H.R. 5214 would allow the federal government to bring charges against representative payees who misuse payments received from the Federal Employees Retirement System or the Civil Service Retirement System. (A representative payee is a person or organization that manages federal retirement benefits for recipients who are unable to do so themselves.)
CBO assumes H.R. 5214 will be enacted in fiscal year 2020. Because the total number of representative payees is relatively small (about 12,500), CBO expects that only a relatively small number of cases would be pursued, so any increase in costs for law enforcement, court proceedings, or prison operations would not be significant. Any such costs would be subject to the availability of appropriated funds.
Because those prosecuted and convicted under H.R. 5214 could be subject to civil and criminal fines, the federal government might collect additional amounts. Criminal and civil fines are recorded in the budget as revenues. Criminal fines are deposited in the Crime Victims Fund, and later spent without future appropriation action.

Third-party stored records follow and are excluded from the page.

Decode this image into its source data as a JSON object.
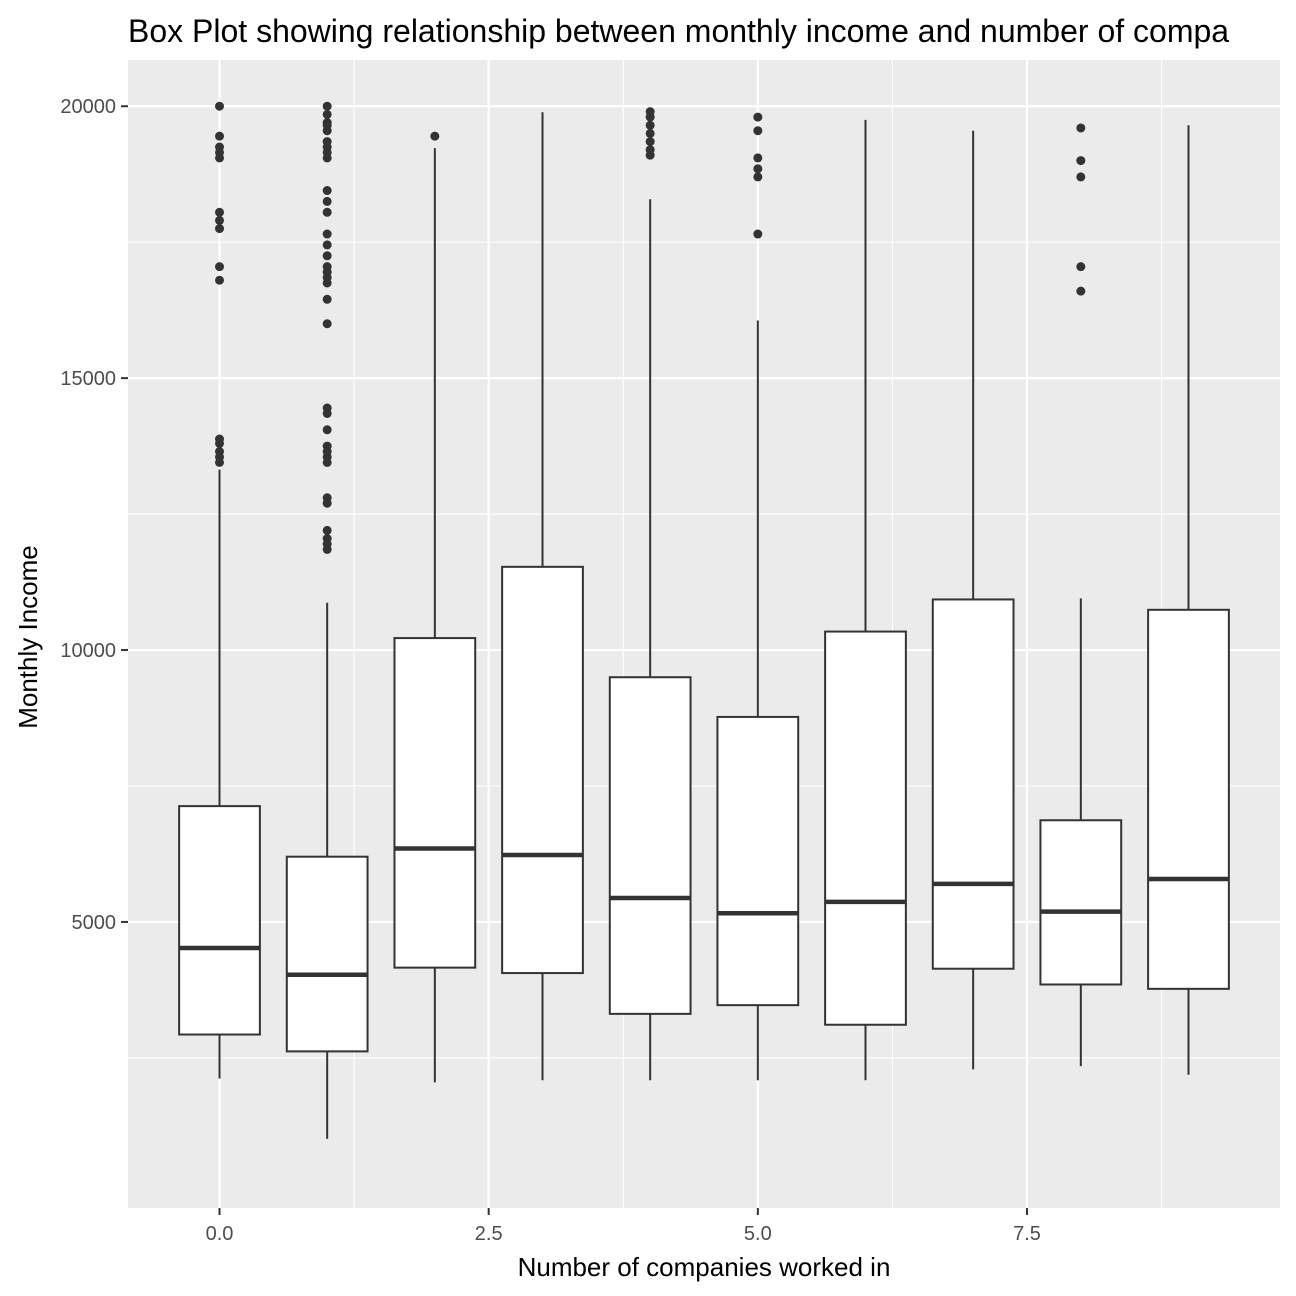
{
  "colors": {
    "panel_background": "#EBEBEB",
    "grid_major": "#FFFFFF",
    "box_fill": "#FFFFFF",
    "box_outline": "#333333",
    "outlier": "#333333",
    "tick_text": "#4D4D4D"
  },
  "chart_data": {
    "type": "boxplot",
    "title": "Box Plot showing relationship between monthly income and number of compa",
    "xlabel": "Number of companies worked in",
    "ylabel": "Monthly Income",
    "x_ticks": [
      0.0,
      2.5,
      5.0,
      7.5
    ],
    "x_tick_labels": [
      "0.0",
      "2.5",
      "5.0",
      "7.5"
    ],
    "y_ticks": [
      5000,
      10000,
      15000,
      20000
    ],
    "y_tick_labels": [
      "5000",
      "10000",
      "15000",
      "20000"
    ],
    "xlim": [
      -0.85,
      9.85
    ],
    "ylim": [
      -260,
      20850
    ],
    "grid": true,
    "legend": "none",
    "groups": [
      {
        "x": 0,
        "lower_whisker": 2120,
        "q1": 2930,
        "median": 4520,
        "q3": 7130,
        "upper_whisker": 13320,
        "outliers": [
          13450,
          13550,
          13650,
          13800,
          13880,
          16800,
          17050,
          17750,
          17900,
          18050,
          19050,
          19150,
          19250,
          19450,
          20000
        ]
      },
      {
        "x": 1,
        "lower_whisker": 1010,
        "q1": 2620,
        "median": 4030,
        "q3": 6200,
        "upper_whisker": 10870,
        "outliers": [
          11850,
          11950,
          12050,
          12200,
          12700,
          12800,
          13450,
          13550,
          13650,
          13750,
          14050,
          14350,
          14450,
          16000,
          16450,
          16750,
          16850,
          16950,
          17050,
          17250,
          17450,
          17650,
          18050,
          18250,
          18450,
          19050,
          19150,
          19250,
          19350,
          19550,
          19650,
          19700,
          19850,
          20000
        ]
      },
      {
        "x": 2,
        "lower_whisker": 2050,
        "q1": 4160,
        "median": 6350,
        "q3": 10220,
        "upper_whisker": 19230,
        "outliers": [
          19450
        ]
      },
      {
        "x": 3,
        "lower_whisker": 2090,
        "q1": 4060,
        "median": 6230,
        "q3": 11530,
        "upper_whisker": 19890,
        "outliers": []
      },
      {
        "x": 4,
        "lower_whisker": 2090,
        "q1": 3310,
        "median": 5440,
        "q3": 9500,
        "upper_whisker": 18290,
        "outliers": [
          19100,
          19200,
          19350,
          19500,
          19650,
          19800,
          19900
        ]
      },
      {
        "x": 5,
        "lower_whisker": 2090,
        "q1": 3470,
        "median": 5160,
        "q3": 8770,
        "upper_whisker": 16060,
        "outliers": [
          17650,
          18700,
          18850,
          19050,
          19550,
          19800
        ]
      },
      {
        "x": 6,
        "lower_whisker": 2090,
        "q1": 3110,
        "median": 5370,
        "q3": 10340,
        "upper_whisker": 19750,
        "outliers": []
      },
      {
        "x": 7,
        "lower_whisker": 2290,
        "q1": 4140,
        "median": 5700,
        "q3": 10930,
        "upper_whisker": 19550,
        "outliers": []
      },
      {
        "x": 8,
        "lower_whisker": 2350,
        "q1": 3850,
        "median": 5190,
        "q3": 6870,
        "upper_whisker": 10950,
        "outliers": [
          16600,
          17050,
          18700,
          19000,
          19600
        ]
      },
      {
        "x": 9,
        "lower_whisker": 2190,
        "q1": 3770,
        "median": 5790,
        "q3": 10740,
        "upper_whisker": 19650,
        "outliers": []
      }
    ]
  }
}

CBO expects that the revenues and direct spending associated with those penalties would not be significant in any year because of the relatively small number of cases likely to be affected.
On June 13, 2019, CBO transmitted a cost estimate for S. 1430, the Representative Payee Fraud Prevention Act of 2019, as ordered reported by the Senate Committee on Homeland Security and Governmental Affairs on May 15, 2019. Although there are differences between the two pieces of legislation, CBO’s estimates of the budgetary effects are the same for both versions.